Hace solo unos años, conseguir un papel en un microdrama era tan sencillo como enviar una cinta casera a través de plataformas como Actor’s Access o ser descubierto en redes sociales como Instagram. Sin embargo, el crecimiento exponencial de este formato ha transformado por completo el panorama: aplicaciones como ReelShort, GoodShort y MyDrama ahora dependen de actores con trayectoria consolidada y representación profesional para satisfacer la demanda de un público cada vez más exigente.
El modelo de casting ha evolucionado de manera radical. Ya no basta con contactar a los actores por mensaje directo en sus redes sociales. Ahora, el sistema se asemeja al de Hollywood: agencias, managers y relaciones recurrentes entre profesionales gestionan el talento. Este ecosistema formalizado refleja el crecimiento y madurez de un mercado que ya supera los 11.000 millones de dólares.
Aunque muchos en la industria tradicional aún menosprecia este formato, directores de casting, managers y agentes con experiencia en el entretenimiento convencional están creando sus propios departamentos especializados en microdramas. El resultado es que las productoras verticales prefieren trabajar con representantes para garantizar acuerdos más claros, condiciones laborales definidas —incluyendo el uso de IA y derechos— y normas consistentes en los rodajes, incluso cuando muchos proyectos no están sindicados.
Este cambio ha dado lugar a la aparición de estrellas verticales, como Noah Fearnley. El actor, de 26 años, irrumpió en el mundo de los microdramas en 2024 y, en menos de un año, ha acumulado casi 300.000 seguidores en redes sociales. Además, se ha consolidado como protagonista en este formato y ha dado el salto a la televisión tradicional: recientemente, ha sido elegido para interpretar a un modelo aspirante en la serie «American Love Story» de Ryan Murphy.
Sarah Pidgeon y Noah Fearnley en el set de ‘American Love Story’ (Crédito: BG048/Bauer-Griffin/GC Images)
El éxito de Fearnley ilustra cómo los microdramas están generando su propio tipo de fama y reconocimiento. Durante una reciente alfombra roja, los comentarios en redes sociales destacaban su presencia, eclipsando incluso a nombres más tradicionales de la televisión. Esto refleja el poder de una audiencia altamente comprometida que los actores verticales llevan consigo.
«Los actores verticales llegan con una base de fans ya consolidada, y eso es algo que ha llamado la atención de los estudios»

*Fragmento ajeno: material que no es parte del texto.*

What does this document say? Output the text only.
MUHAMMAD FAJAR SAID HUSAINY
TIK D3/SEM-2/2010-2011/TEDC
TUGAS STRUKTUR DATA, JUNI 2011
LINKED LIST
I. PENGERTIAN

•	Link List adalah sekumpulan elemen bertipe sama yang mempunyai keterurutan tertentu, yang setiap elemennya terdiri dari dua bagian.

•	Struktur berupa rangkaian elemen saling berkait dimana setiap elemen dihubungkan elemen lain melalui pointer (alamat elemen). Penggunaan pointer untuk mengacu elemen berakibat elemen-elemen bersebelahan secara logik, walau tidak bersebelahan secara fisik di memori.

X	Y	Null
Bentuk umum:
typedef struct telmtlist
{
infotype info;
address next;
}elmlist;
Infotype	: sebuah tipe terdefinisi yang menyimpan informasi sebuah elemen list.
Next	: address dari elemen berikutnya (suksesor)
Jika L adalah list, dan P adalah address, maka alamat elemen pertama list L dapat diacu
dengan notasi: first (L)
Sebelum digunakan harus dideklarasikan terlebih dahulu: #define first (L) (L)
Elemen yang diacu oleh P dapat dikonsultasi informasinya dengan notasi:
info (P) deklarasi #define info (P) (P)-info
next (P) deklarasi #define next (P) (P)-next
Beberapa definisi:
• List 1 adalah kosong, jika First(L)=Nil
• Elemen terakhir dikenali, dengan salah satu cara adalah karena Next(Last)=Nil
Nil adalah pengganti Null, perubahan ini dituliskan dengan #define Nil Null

— Karla Rodriguez, GoodShort (TheWrap)
El nacimiento de las listas exclusivas de actores verticales
A medida que el sector madura, algunas agencias están creando lo que los expertos denominan «listas verticales»: un grupo selecto de actores que son contratados de manera recurrente para papeles principales o secundarios destacados. En la Eris Talent Agency, esta lista ya incluye a unos 75 actores, un número que ha crecido rápidamente junto con la demanda.
Sin embargo, no todos en el sector acogieron con entusiasmo esta evolución. Tina Randolph Contogenis, agente de la agencia, reveló a TheWrap que inicialmente hubo resistencia interna:
«Nuestra agencia no quería adentrarse en esto. Hubo divisiones internas y debates acalorados. Algunos decían: “Vais a diluir el prestigio de la agencia”. Pero el equipo vertical insistió: “Vamos a hacerlo. Vemos el valor en este formato y entendemos su potencial”».
«Seis meses después, el cambio de opinión fue radical», añadió.
El futuro de los microdramas: ¿un puente hacia Hollywood?
El fenómeno de los microdramas no solo está redefiniendo los estándares de casting, sino que también está creando un nuevo tipo de estrella. Actores como Fearnley demuestran que el talento vertical no solo tiene cabida en el entretenimiento digital, sino que también puede abrir puertas en producciones tradicionales. Con audiencias cada vez más fieles y un modelo de negocio en expansión, este formato parece destinado a consolidarse como un pilar más de la industria del entretenimiento.